12月5日・岐阜県関市・武芸川生涯学習センターホールにて「ジュニアビジネスプランコンテスト決勝大会」(主催:関商工会議所青年部)が開催されました。岐阜県内の高校生を対象に、地域性豊かで斬新なビジネスプランが、1043件寄せられ、事前審査を経て10プランが選出。事前に事務局のプレゼンセミナーを経て、開催されました。
地元の名産「鮎」や「鶏ちゃん」「枝豆」や岐阜県のゆるキャラ「ミナモ」をテーマにしたクッションや寝袋、タオルといった生活に身近な、そして高校生らしい柔軟なアイディアが寄せられる中、YEG会長賞には「岐阜重」(磯崎由奈さん・県立岐阜商業高等学校)、審査員特別賞には「美濃和紙入りの絵の具」(浅野ひまわりさん・県立岐阜総合学園高等学校)が、そして最優秀賞には固形石鹸をセットし、使用したい時に1回分をシート上にカットする「固形石鹸カッター」(則武千晴さん・県立岐阜総合学園高等学校)が選ばれました。

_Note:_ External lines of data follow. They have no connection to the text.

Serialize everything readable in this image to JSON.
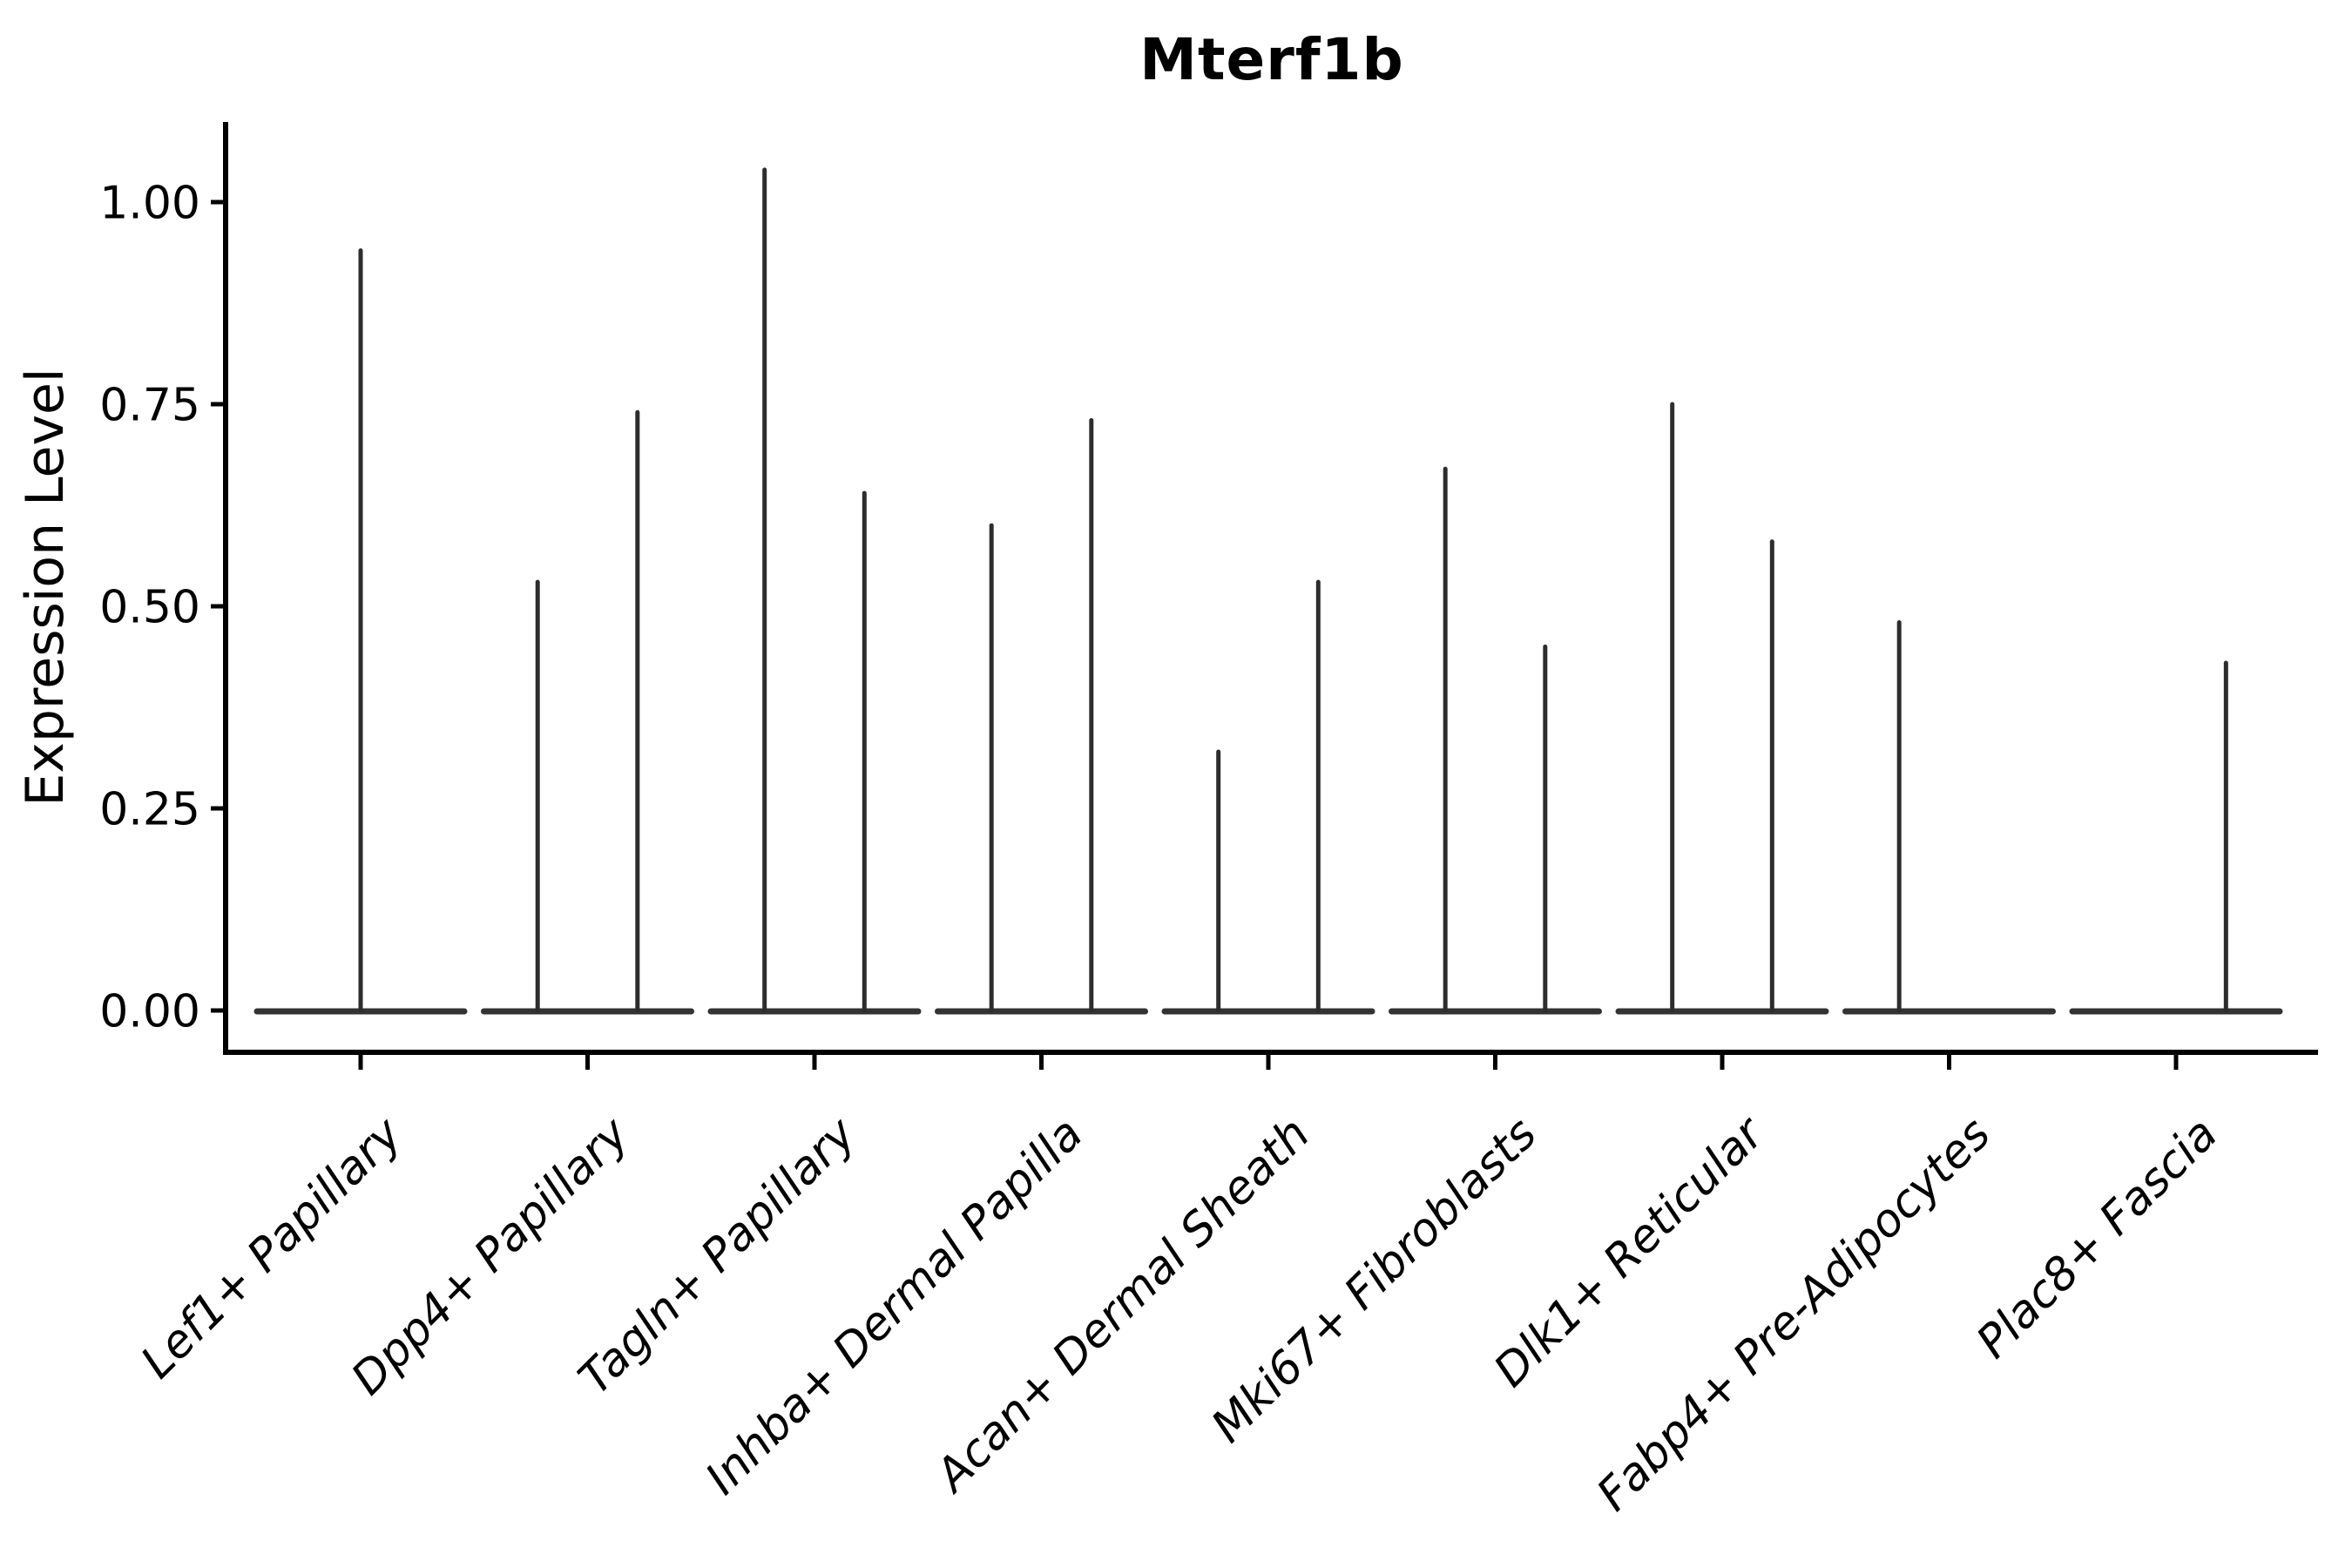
{
  "chart_data": {
    "type": "violin",
    "title": "Mterf1b",
    "ylabel": "Expression Level",
    "xlabel": "",
    "ylim": [
      -0.05,
      1.1
    ],
    "grid": false,
    "legend_position": "none",
    "yticks": [
      {
        "value": 0.0,
        "label": "0.00"
      },
      {
        "value": 0.25,
        "label": "0.25"
      },
      {
        "value": 0.5,
        "label": "0.50"
      },
      {
        "value": 0.75,
        "label": "0.75"
      },
      {
        "value": 1.0,
        "label": "1.00"
      }
    ],
    "violin_offset_units": 0.22,
    "violin_halfwidth_units": 0.46,
    "categories": [
      {
        "label": "Lef1+ Papillary",
        "violins": [
          {
            "position": "center",
            "offset": 0,
            "max": 0.94
          }
        ]
      },
      {
        "label": "Dpp4+ Papillary",
        "violins": [
          {
            "position": "left",
            "offset": -0.22,
            "max": 0.53
          },
          {
            "position": "right",
            "offset": 0.22,
            "max": 0.74
          }
        ]
      },
      {
        "label": "Tagln+ Papillary",
        "violins": [
          {
            "position": "left",
            "offset": -0.22,
            "max": 1.04
          },
          {
            "position": "right",
            "offset": 0.22,
            "max": 0.64
          }
        ]
      },
      {
        "label": "Inhba+ Dermal Papilla",
        "violins": [
          {
            "position": "left",
            "offset": -0.22,
            "max": 0.6
          },
          {
            "position": "right",
            "offset": 0.22,
            "max": 0.73
          }
        ]
      },
      {
        "label": "Acan+ Dermal Sheath",
        "violins": [
          {
            "position": "left",
            "offset": -0.22,
            "max": 0.32
          },
          {
            "position": "right",
            "offset": 0.22,
            "max": 0.53
          }
        ]
      },
      {
        "label": "Mki67+ Fibroblasts",
        "violins": [
          {
            "position": "left",
            "offset": -0.22,
            "max": 0.67
          },
          {
            "position": "right",
            "offset": 0.22,
            "max": 0.45
          }
        ]
      },
      {
        "label": "Dlk1+ Reticular",
        "violins": [
          {
            "position": "left",
            "offset": -0.22,
            "max": 0.75
          },
          {
            "position": "right",
            "offset": 0.22,
            "max": 0.58
          }
        ]
      },
      {
        "label": "Fabp4+ Pre-Adipocytes",
        "violins": [
          {
            "position": "left",
            "offset": -0.22,
            "max": 0.48
          },
          {
            "position": "right",
            "offset": 0.22,
            "max": 0.0
          }
        ]
      },
      {
        "label": "Plac8+ Fascia",
        "violins": [
          {
            "position": "left",
            "offset": -0.22,
            "max": 0.0
          },
          {
            "position": "right",
            "offset": 0.22,
            "max": 0.43
          }
        ]
      }
    ],
    "colors": {
      "violin_stroke": "#2d2d2d",
      "violin_base": "#333333",
      "axis": "#000000",
      "text": "#000000",
      "background": "#ffffff"
    }
  }
}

最優秀賞を受賞した則武さんは、液体石鹸に比べて洗浄力が強力な一方で、使用や保管に『めんどくさくね?』と率直に感じる不満を指摘。
濡れて「ぶよぶよ」していく問題
使った後、戻すのが面倒な問題
(大浴場などで)前に誰が使ったのかわからない問題
・・・これらを、関市の地場産業である刃物技術を活かし、一回ごとにスライスする装置のを作っては?という提案。
(申請資料より)
このビジネスプランコンテストの特徴は、商工会議所青年部に所属する地元事業者の方々が単にアイディアプレゼンテーションだけに終わらせず、実際に商品化を目指して、実際に取り組みを進めていくこと。今後と連携した実際の商品化が期待されます。
さて昨今、日本の若者の「挑戦心の低さ」や「起業・独立意欲の低さ」を問題視される指摘も多いですよね。
2010~14年に各国の研究者が実施した『世界価値観調査』では、「新しいアイディアを思いつき、クリエーティブであることを大切にしている」と「冒険してリスクを冒すこと、刺激のある生活を大切にしている」という項目について、自分が当てはまるかどうかを聞いている。(中略)
クリエーティブ志向の肯定率は、日本が50.9%、アメリカが73.9%となっている。冒険志向はもっと差が大きく、両国では倍以上の開きがある(日本23.1%、アメリカ55.8%)。あくまで自己評定の結果ではあるが、日本はアメリカに比べて若者のクリエーティブ志向や冒険志向が低い。世間でよく言われることと合致している。
(世界一「チャレンジしない」日本の20代~意識調査によるクリエーティブ志向・冒険志向の比率は断トツで世界最低・ニューズウィークジャパン 12月1日)
そんな中、昨年実施された本コンテストでは、岐阜県内の高校生より789ものプランが集まりうち事前審査を経た10プランの中から、前回グランプリとなったビジネスアイディアは「お魚かばん」(岐阜総合学園・岩田悠子さん)。岐阜特産の鮎をテーマにした「キモかわいい」かばん。クラウドファンディングを通じて90名超から110万円を越える支援を集め、商品化されネットショップや地元で販売されています。
テレビや新聞などかなりのメディアで取り上げられ、注目を集めるこの取組み。
人口減少がはじまり、すでに生産年齢人口の縮小が続くいま。中小企業白書によれば直近で年間約10万事業所が減っていく現在。
そんな中で、こうして高校生の段階から様々なアイディアを自分達で生み出し、地域にある資源や魅力に着目し、そして実際に商品化されていく機会の創出は、地道なようで何より地域活性化に直結する近道なのかもしれません。